Le gouvernement a adopté la technique des disc-jockeys que l’on voit œuvrer dans les boites de nuit ou lors de ces grandes soirées où la musique électronique déferle sans retenue. Il a devant lui une table de mixage avec plusieurs curseurs qu’il faut pousser vers un niveau plus élevé ou baisser au gré des circonstances. Le vrai problème c’est que derrière le pupitre il n’y a pas qu’un seul décideur du résultat et que chacun se préoccupe du niveau de son propre son destiné à l’assistance.

Encore une fois l’essentiel n’est pas le résultat global mais, pour certains, les ajustements individuels qu’ils apportent à leur public. Le principal des soucis actuels reste celui de modérer le retentissement grandissant de la nouvelle crise sanitaire. A la manœuvre le Ministère de la santé et peut-être aussi le Premier des Ministres en charge dit-il de la cohésion des mesures prises qui s’adaptent en permanence . Selon le lieu des « concerts » à donner le niveau du « son » sera en effet différent car il faut l’adapter aux circonstances et aux réactions des parties du public.

Les réglages évoluent au jour le jour ! Les décisions prises montées parfois d’un cran supplémentaire ne sont pas nécessairement appréciées. Il faut donc en permanence les adapter aux décibels de protestation ou de contestation qu’elles provoquent. Dans les bars, par exemple, beaucoup prétendent que la mise en sourdine des activités n’a aucun sens et que la fête nécessite encore et toujours une liberté réelle de composer avec les circonstances.

Le mixage des consignes qui devrait être de mise est éclipsé par la communication autour de la pandémie qui occupe le rôle de « crise » solo. En fait, même si elle est capitale par son impact sur l’opinion dominante elle mériterait de participer seulement à l’œuvre globale qui se joue. En effet il paraît indispensable de vite moduler le fracas de la crise sociale qui enfle. Elle est oubliée alors que ses conséquences prennent au quotidien une importance supplémentaire.

Le nombre de Françaises et de Français qui s’inscrivent au Revenu de Solidarité Active (RSA) ne cessent de croître en silence. Ils est certain qu’au moment des fêtes de fin d’année on aura une progression d’une année à l’autre de 10 à 15 %. La plongée de centaines de milliers de personnes dans la précarité s’accélère même si cette statistique ne fait pas chaque soir l’objet d’une communication officielle.

Le curseur de la crise sociale est maintenu au plus bas pour éviter une panique dans les chaumières.

Le « mixeur de Matignon »a donc annoncé que pour ces gens-là on en resterait au même niveau car déjà le nombre croissant d’attributaires causera suffisamment de problèmes pour les financeurs que sont les départements.
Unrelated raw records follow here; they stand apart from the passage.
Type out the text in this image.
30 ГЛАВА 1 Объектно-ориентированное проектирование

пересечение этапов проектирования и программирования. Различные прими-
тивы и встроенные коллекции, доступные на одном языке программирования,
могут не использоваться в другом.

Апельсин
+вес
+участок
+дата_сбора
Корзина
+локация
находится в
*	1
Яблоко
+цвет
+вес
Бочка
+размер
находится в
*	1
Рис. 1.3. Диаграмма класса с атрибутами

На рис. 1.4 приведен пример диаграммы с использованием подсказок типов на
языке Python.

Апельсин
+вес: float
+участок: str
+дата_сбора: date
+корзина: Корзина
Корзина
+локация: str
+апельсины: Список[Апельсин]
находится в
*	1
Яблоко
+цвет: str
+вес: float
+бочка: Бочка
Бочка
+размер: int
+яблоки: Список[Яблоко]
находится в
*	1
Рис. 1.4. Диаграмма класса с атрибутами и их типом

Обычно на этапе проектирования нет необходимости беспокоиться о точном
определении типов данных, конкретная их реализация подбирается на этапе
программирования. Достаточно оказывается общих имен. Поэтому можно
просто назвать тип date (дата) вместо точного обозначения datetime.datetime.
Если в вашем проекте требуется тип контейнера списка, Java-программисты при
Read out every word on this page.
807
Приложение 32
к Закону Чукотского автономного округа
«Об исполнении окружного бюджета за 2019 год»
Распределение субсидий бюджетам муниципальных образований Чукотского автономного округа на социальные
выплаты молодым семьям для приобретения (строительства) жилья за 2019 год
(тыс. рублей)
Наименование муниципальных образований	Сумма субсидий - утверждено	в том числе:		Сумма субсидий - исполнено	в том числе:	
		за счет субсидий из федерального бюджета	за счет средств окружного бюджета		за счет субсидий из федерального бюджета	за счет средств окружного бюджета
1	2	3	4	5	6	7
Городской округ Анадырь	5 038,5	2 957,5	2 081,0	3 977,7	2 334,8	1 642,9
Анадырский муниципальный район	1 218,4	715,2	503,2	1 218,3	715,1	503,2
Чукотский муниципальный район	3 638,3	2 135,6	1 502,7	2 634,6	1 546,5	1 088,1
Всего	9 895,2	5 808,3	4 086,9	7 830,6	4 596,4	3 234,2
On va revenir sur les APL qui avaient été mises en pause voire diminuées. On considérera que les jeunes devront se tourner vers le milieu économique pour trouver les subsides nécessaires à leur entrée dans la danse professionnelle. Rien ne bougera vraiment tant que « l’air » ne sera pas purgé du Coronavirus et les appels pour « réserver » ses vacances de la Toussaint sont voués à l’échec.

Bien des intervenants du monde économique sur la table de mixage créant une cacophonie permanente. Les acteur.trice.s vienent tour à tour tripoter les boutons afin de diminuer ce que veut l’un.e ou souhaite imposer l’autre. Difficile donc de trouver un intérêt aux efforts du disc-jockey puisque ce qu’il interdit ici est autorisé ailleurs. Le jeu consiste donc à faire modifier sans arrêt, avec le secours des élus locaux, la partition officielle. L’impression d’improvisation peu rassurante prospère au même rythme que la seconde vague.

Comme le veut finalement une tradition nationale le pays se fissure socialement et « sociétalement » ce qui provoque la plus grave des crises celle de la confiance en tout. L’incertitude envahit les esprits et mine le pouvoir en place annonçant un printemps 2021 extrêmement agité. La pandémie sera probablement vaincue ou la majorité s’habituera à son refrain permanent dans une société qui s’adaptera mais elle laissera derrière elle un champ de « ruines » psychologiques, humaines et démocratiques.

Il faudra de longues années pour réparer ce qui relève de l’immatériel. Les sociologues ne seront jamais écoutés comme le sont les infectiologues. Les psychologues n’auront jamais le poids des épidémiologistes mais à l’arrivée ce sont eux qui ont la vision la plus réaliste de l’avenir.